Действительно важным праздником для Сани и всей её семьи оказался новый год. С начала декабря девочка болела, хотя совсем не хотела этого. Всё что её тогда интересовало – это участие в новогоднем утреннике, о котором им так интересно рассказала воспитательница. У Саниной воспитательницы вообще был особый дар заинтересовывать и общаться с детьми. Она рассказала, какое это важное и самое главное для Саши, весёлое событие. И весь декабрь она учила с детьми стихи, готовила костюмы, рисовала рисунки и помогала делать подделки в подарок родителям.

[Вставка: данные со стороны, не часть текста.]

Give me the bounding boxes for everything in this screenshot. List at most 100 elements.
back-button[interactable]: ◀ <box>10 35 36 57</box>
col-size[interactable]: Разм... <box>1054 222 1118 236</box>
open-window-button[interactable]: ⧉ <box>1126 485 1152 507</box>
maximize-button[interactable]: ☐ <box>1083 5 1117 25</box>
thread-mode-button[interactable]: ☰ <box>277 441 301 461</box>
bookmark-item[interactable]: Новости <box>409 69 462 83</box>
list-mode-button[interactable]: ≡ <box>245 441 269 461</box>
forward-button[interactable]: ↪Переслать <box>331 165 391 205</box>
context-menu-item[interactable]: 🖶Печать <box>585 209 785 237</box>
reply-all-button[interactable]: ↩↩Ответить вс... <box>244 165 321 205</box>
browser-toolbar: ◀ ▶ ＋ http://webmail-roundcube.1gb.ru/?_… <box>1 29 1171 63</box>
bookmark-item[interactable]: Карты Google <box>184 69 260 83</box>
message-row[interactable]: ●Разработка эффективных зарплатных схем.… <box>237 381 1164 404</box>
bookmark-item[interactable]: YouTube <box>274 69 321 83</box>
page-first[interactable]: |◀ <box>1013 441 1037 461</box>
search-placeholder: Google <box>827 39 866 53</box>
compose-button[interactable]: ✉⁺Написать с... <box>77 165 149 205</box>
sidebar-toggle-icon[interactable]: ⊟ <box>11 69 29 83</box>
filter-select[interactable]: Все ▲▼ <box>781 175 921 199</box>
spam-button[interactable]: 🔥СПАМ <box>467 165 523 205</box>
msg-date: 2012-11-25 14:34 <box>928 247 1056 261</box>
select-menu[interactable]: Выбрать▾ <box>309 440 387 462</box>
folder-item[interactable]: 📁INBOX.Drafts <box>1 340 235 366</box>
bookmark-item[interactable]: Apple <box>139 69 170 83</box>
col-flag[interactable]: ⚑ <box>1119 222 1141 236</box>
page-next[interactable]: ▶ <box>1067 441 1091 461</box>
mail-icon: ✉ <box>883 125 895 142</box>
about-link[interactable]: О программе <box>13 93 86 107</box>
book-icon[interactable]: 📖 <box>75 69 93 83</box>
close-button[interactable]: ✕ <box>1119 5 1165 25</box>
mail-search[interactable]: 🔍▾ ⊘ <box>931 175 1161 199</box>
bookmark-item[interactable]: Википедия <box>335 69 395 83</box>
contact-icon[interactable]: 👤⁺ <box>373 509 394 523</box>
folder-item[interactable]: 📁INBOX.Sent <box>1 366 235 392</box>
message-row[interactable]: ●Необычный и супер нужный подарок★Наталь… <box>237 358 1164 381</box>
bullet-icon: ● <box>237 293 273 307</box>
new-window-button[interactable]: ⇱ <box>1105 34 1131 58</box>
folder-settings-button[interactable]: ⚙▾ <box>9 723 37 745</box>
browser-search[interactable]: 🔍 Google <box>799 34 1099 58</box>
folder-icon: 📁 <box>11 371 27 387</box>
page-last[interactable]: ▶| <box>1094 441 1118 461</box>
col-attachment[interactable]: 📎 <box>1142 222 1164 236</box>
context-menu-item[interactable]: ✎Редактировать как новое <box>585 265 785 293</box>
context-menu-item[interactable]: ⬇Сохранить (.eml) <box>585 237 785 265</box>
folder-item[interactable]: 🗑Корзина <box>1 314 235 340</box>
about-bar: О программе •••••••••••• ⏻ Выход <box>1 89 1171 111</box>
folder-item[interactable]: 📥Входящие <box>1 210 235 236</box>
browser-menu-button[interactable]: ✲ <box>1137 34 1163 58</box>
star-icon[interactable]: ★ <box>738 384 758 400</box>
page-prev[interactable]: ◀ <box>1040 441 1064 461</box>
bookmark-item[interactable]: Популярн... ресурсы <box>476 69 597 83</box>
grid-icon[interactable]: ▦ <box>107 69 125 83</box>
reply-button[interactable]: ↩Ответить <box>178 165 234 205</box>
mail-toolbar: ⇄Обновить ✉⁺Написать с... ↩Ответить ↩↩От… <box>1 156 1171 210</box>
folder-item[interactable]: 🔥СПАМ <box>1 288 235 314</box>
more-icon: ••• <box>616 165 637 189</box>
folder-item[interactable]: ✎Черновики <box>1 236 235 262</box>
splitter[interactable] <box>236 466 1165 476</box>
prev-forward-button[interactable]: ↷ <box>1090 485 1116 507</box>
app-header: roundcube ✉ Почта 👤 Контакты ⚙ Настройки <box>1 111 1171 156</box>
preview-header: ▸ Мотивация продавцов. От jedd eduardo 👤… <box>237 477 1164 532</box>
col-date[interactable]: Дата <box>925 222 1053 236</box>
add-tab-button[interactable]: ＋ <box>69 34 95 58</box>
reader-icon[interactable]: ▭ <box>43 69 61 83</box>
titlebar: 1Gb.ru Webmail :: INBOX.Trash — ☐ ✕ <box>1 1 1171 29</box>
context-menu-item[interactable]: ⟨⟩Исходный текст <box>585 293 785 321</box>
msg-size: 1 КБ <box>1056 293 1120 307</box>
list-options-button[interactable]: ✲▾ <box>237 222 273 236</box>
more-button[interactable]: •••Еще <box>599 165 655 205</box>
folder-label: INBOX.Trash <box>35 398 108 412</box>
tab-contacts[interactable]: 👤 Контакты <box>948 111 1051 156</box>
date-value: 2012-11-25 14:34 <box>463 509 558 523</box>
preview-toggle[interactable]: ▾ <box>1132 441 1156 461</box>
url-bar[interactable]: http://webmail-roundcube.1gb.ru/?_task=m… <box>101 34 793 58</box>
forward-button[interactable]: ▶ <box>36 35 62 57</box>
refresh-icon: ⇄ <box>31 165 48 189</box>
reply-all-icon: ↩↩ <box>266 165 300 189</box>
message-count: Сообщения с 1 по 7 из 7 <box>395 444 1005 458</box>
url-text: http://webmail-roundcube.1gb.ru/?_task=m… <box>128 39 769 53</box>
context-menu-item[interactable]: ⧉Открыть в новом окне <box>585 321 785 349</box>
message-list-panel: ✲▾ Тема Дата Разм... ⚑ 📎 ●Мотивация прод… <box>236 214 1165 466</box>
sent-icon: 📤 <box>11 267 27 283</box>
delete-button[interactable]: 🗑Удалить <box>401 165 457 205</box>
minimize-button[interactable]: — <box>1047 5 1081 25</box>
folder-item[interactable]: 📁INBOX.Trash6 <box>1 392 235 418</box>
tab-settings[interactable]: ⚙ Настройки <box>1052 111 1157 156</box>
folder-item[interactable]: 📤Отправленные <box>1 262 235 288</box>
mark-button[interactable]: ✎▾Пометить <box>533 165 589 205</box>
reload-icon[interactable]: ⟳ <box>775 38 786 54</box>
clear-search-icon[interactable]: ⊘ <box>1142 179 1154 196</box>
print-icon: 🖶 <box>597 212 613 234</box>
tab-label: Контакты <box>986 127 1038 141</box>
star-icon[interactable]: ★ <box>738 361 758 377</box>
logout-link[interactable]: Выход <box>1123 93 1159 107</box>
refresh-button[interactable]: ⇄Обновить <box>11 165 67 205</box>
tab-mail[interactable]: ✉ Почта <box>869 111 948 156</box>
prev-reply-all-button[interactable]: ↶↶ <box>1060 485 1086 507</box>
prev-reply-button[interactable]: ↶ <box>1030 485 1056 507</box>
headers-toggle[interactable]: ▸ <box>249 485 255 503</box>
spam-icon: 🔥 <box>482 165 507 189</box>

Саня же была по большей части лишена этого волшебства и в скуке сидела дома с температурой и красным, но совсем не новогодним, носом. Николай Игоревич, вызвавшийся сидеть с дочерью, старался всячески её подбодрить и развеселить и, когда она пошла на поправку, тоже начал с ней рисовать и учить слова. Мать Сани же выпросила на собрании для дочери самую большую роль, ссылаясь на то, что если ей такой не дадут, ребёнок не даст ей покоя. Увидев замученное и грустное лицо Маргариты Викторовны, которое выглядело исключительно правдиво, родители других детей согласились. С середины декабря Саша уже учила свою роль и была этим крайне довольна.
Утренник приходился на двадцать первое число, в это время в городе уже обычно бывало очень снежно, и стоял едва пощипывающий за нос и щёки морозец. Идеальное время для новогодних чудес. С раннего утра Саша бегала по дому, выкрикивала свои реплики, была очень весела и много смеялась. Естественно, что именно она разбудила родителей, ведь нельзя было допустить чтобы они проспали, а ведь поспать они любили. Завтрак и поход до детского сада прошли быстро, Саня необычно много разговаривала и часто прерывалась и не заканчивала фраз, а вместо этого очень лукаво смотрела на родителей и улыбалась, от чего те не могли не улыбаться в ответ.
Наконец её привели, усадили за стульчик рядом с другими детьми из группы. Кто-то расчесал Сане две её чёрных косички, кто-то другой заглянул ей в лицо и улыбнулся, третий дёрнул за платье, четвёртый что-то сказал. Саня этого не замечала, она сидела и смотрела, широко открыв глаза, на украшенный зал, который казался ей волшебным ледяным дворцом из-за обильного количества зеркал. Украшения в тот год были более чем скудные, костюмы чуть менее чем дешёвые, каждый взрослый замечал это и многие родители шептались и удивлялись, и говорили потом, что в их детстве было намного лучше. Или, может быть, им тоже тогда казалось?